Que préconisez-vous ?
Nous devons sortir du déni de réalité ! La croissance anémique engendre un chômage de masse qui touche durement les plus jeunes, les plus défavorisés. L’endettement public n’est rien d’autre que le transfert du financement de notre confort immédiat aux générations futures. Notre système de protection sociale fait peser une charge insoutenable sur les entreprises et les actifs parce qu’il continue de fonctionner selon des principes vieux de 70 ans alors que nous avons depuis traversé une véritable révolution démographique et de longévité.
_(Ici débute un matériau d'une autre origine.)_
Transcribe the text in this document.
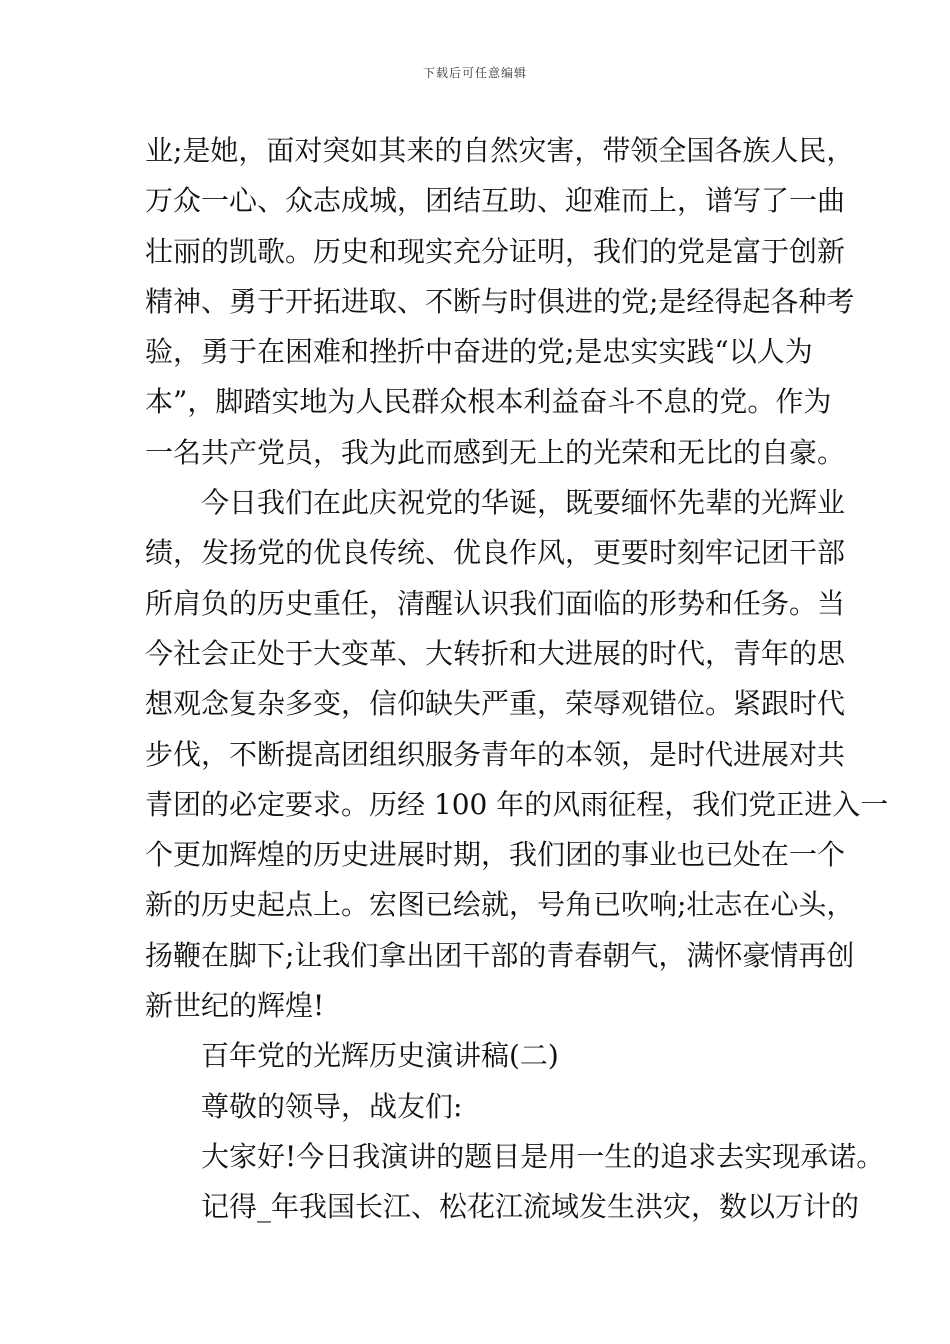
下载后可任意编辑
业;是她，面对突如其来的自然灾害，带领全国各族人民，
万众一心、众志成城，团结互助、迎难而上，谱写了一曲
壮丽的凯歌。历史和现实充分证明，我们的党是富于创新
精神、勇于开拓进取、不断与时俱进的党;是经得起各种考
验，勇于在困难和挫折中奋进的党;是忠实实践“以人为
本”，脚踏实地为人民群众根本利益奋斗不息的党。作为
一名共产党员，我为此而感到无上的光荣和无比的自豪。
今日我们在此庆祝党的华诞，既要缅怀先辈的光辉业
绩，发扬党的优良传统、优良作风，更要时刻牢记团干部
所肩负的历史重任，清醒认识我们面临的形势和任务。当
今社会正处于大变革、大转折和大进展的时代，青年的思
想观念复杂多变，信仰缺失严重，荣辱观错位。紧跟时代
步伐，不断提高团组织服务青年的本领，是时代进展对共
青团的必定要求。历经 100 年的风雨征程，我们党正进入一
个更加辉煌的历史进展时期，我们团的事业也已处在一个
新的历史起点上。宏图已绘就，号角已吹响;壮志在心头，
扬鞭在脚下;让我们拿出团干部的青春朝气，满怀豪情再创
新世纪的辉煌!
百年党的光辉历史演讲稿(二)
尊敬的领导，战友们:
大家好!今日我演讲的题目是用一生的追求去实现承诺。
记得_年我国长江、松花江流域发生洪灾，数以万计的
Seule la réduction significative des dépenses de fonctionnement de l’Etat, la libération de l’investissement privé par la baisse des prélèvements obligatoires et la mise en œuvre d’un programme de réformes structurelles peuvent encore éviter qu’on ne laisse un pays exsangue à nos enfants. Je pense sincèrement que ma génération porte à cet égard une responsabilité unique devant l’Histoire. J’ai le sentiment d’un immense gâchis et d’opportunités perdues alors que ce pays a des atouts considérables, des entreprises qui ont bien réussi leur mondialisation, une démographie plutôt dynamique et une population bien formée, une importante épargne…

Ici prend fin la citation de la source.